NASA/JPL-Caltech/University of Arizona/Texas A&M University
June 17, 2008
One of the ovens on NASA's Phoenix Mars Lander continued baking its first sample of martian soil over the weekend, while the Robotic Arm dug deeper into the soil to learn more about white material first revealed on June 3.

"The oven is working very well and living up to our expectations," says Phoenix co-investigator Bill Boynton of the University of Arizona, Tucson. Boynton leads the Thermal and Evolved-Gas Analyzer (TEGA), or oven instrument, for Phoenix.

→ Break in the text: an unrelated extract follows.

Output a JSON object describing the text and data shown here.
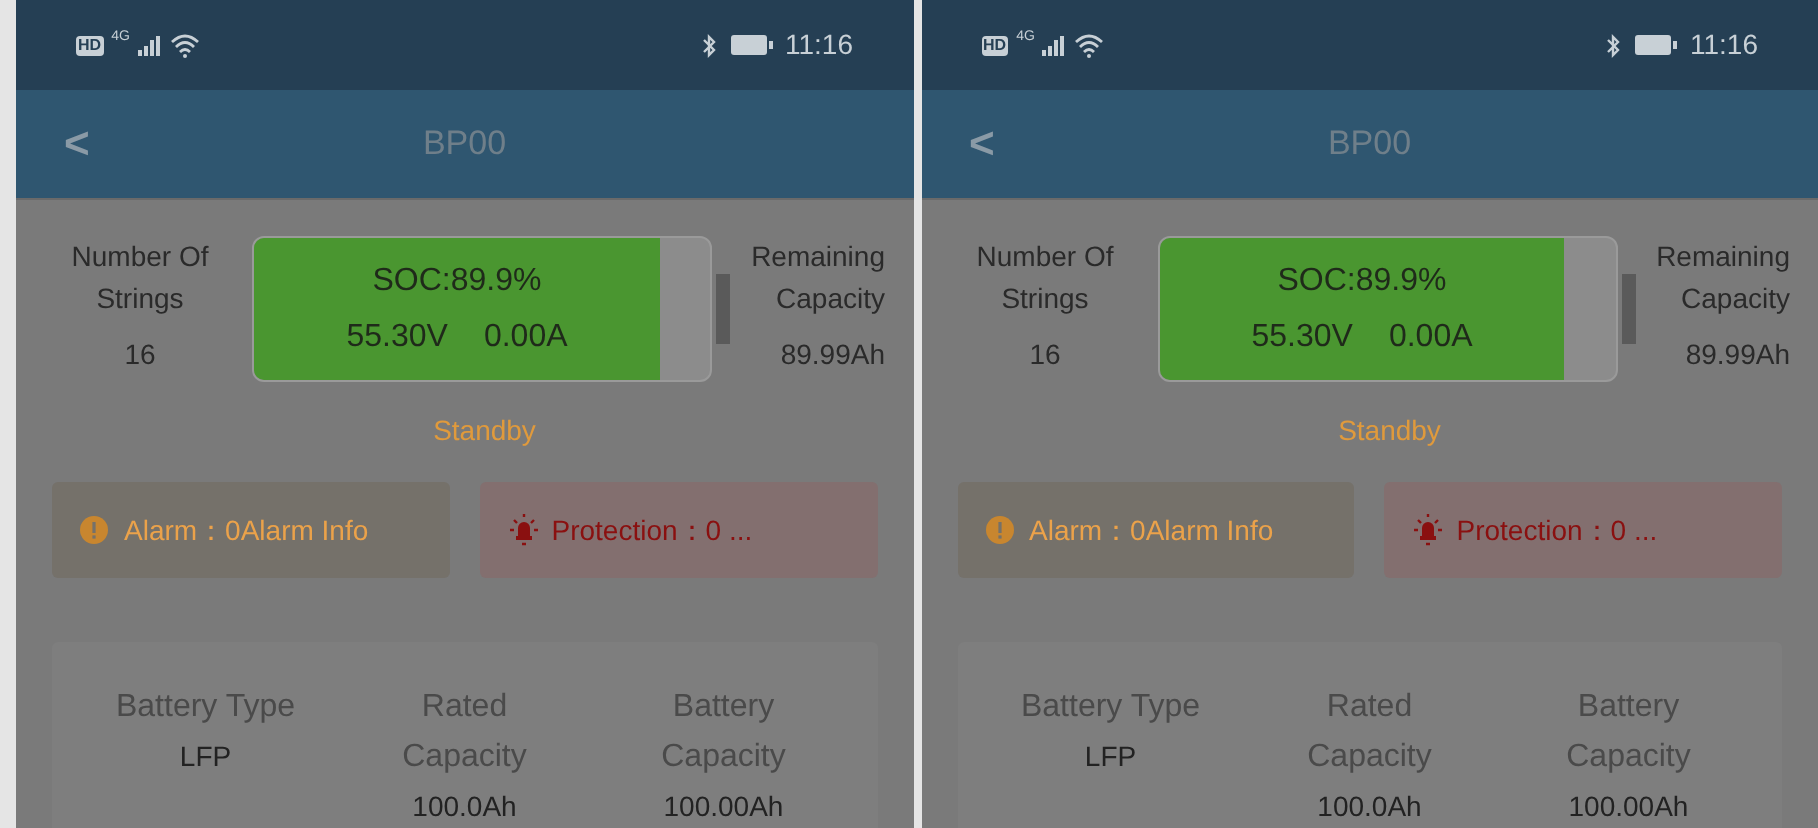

Phoenix has eight separate tiny ovens to bake and sniff the soil and look for volatile ingredients, such as water. This baking is performed at three different temperature ranges.

On June 12, the lander's Robotic Arm dug deeper into the two trenches, informally called "Dodo" and "Goldilocks," where white material was previously found. This created one large trench, now called "Dodo-Goldilocks."

"We have continued to excavate in the Dodo-Goldilocks trench to expose more of the light-toned material, and we will monitor the site," says Robotic Arm lead scientist Ray Arvidson of Washington University, St. Louis. "If the material is ice, it should change with time. Frost may form on it, or it could slowly sublimate." Sublimation is the process where a solid changes directly into gas.

The Dodo-Goldilocks trench is 22 centimeters wide and 35 centimeters long. The trench is 7 to 8 centimeters deep at its deepest. The deepest portion is closest to the lander.

The white material is located only at the shallowest part of the trench, farthest from the lander, indicating that it is not continuous throughout the excavated site. The trench might be exposing a ledge, or only a portion of a slab, of the white material, according to scientists.